Donald Trump’s presidency feels both unprecedented and oddly familiar
BY DON WATSON
It will be recognised with slavery and the Civil War. It will be recognised with World War One and the Great Depression. It will be recognised with World War Two. It will be recognised with the 1950s, and the red baiting and the witch hunting. It will be recognised with the tragedy of Vietnam, as a period of confusion and disaster.The election of Donald Trump – even the nomination of Donald Trump – and events since his inauguration are like nothing that has ever happened in the United States. It unseats the habit of our minds to believe that whatever happens had to happen. To borrow a word from Philip Roth, it “defatalizes” things. Donald Trump becomes president of the United States. As one commentator said, it sounds like the logline for a high-concept movie. One of the many reasons why he won is that millions of Americans could not take the concept seriously. Now they have to take the fact seriously.
– Paul Soglin, mayor of Madison, Wisconsin
And yet the uncanniest thing is the sense that Trump’s election is a simulacrum for all manner of events imagined or foretold that hover in the back rows of our consciousness – way back from the daily flow of news, spin, messaging and commentary. A scam artist, an ignoramus, a professional liar, a colossal and malignant narcissist, a vulgarian, a casino operator, a serial bankrupt – a Roy Cohn–mentored billionaire with deep Mob connections – is in the White House. Has there ever been a more American presidency?

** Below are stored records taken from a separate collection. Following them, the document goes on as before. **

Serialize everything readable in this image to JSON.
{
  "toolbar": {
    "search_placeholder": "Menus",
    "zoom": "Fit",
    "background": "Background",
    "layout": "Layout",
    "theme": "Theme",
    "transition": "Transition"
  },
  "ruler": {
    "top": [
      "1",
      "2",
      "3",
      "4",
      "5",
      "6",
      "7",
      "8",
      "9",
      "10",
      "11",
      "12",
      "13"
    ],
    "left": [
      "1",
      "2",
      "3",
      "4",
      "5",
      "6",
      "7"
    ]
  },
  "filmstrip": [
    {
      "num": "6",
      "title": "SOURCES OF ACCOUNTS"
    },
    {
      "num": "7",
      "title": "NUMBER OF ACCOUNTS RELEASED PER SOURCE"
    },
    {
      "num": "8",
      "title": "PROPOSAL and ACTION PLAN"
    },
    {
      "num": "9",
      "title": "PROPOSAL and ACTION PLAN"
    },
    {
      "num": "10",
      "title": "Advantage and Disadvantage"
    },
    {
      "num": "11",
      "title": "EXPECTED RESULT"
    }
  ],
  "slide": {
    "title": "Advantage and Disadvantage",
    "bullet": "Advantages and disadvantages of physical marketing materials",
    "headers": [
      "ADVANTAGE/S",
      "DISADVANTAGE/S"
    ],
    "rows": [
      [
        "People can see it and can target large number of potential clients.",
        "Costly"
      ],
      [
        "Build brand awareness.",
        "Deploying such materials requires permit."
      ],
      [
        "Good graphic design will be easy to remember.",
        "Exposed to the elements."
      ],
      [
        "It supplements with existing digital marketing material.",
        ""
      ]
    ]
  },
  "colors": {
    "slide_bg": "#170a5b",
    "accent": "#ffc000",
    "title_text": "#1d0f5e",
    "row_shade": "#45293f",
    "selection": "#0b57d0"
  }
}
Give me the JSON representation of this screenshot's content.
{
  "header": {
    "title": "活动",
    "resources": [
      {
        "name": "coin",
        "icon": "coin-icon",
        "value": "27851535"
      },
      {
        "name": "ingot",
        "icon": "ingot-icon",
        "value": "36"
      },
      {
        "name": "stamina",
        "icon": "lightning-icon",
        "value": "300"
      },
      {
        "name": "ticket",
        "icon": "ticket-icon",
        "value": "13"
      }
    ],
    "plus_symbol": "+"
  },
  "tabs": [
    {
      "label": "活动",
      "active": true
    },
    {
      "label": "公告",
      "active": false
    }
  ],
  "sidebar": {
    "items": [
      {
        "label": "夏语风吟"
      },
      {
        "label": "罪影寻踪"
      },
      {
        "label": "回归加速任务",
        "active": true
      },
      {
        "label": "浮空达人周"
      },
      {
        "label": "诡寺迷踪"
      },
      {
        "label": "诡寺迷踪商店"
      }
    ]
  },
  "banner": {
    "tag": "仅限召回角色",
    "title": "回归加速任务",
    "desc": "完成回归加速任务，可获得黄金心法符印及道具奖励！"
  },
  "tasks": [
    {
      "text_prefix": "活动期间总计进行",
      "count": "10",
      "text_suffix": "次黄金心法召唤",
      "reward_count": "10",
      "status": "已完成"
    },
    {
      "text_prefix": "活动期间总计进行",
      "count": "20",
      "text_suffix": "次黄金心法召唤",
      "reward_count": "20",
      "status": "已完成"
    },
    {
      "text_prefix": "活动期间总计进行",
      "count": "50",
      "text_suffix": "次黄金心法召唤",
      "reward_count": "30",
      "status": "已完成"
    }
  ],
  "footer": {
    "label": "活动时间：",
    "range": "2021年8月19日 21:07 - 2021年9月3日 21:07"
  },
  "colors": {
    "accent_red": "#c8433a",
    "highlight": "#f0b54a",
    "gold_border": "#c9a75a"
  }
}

What took them so long?
For devotees of HL Mencken, these are days of vindication. In a presidential election, he declared around 1920, “all the odds were on the man who is, intrinsically, the most devious and mediocre”. It was the logic of democracy, he said, that the people would one day get their heart’s desire and put a “downright moron” in the White House. While understandable, the widespread belief that George W Bush fulfilled Mencken’s prophecy has proved premature. In the extent and depth of his deviousness and mediocrity – in the sheer grandeur of it – Donald Trump is to Dubya as Mighty Mouse is to Mickey. Dubya was just a shallow son of the political elite, one easily manipulated by tough guys like Dick Cheney and Donald Rumsfeld. (Though his manifest inadequacy did not stand in the way of re-election, let us never forget.) But Trump is the King Kong of shallowness: the only deep things about him are his roots in the American psyche. He brings forth not just the pout, the hair and the ties, but the greed, indulgence and psychotic menace of the “indigenous American berserk” – to call on Roth again. The mistake of his opponents – including the satirists – has been to focus on his otherness: in truth he’s dredged straight from the brute material of American culture.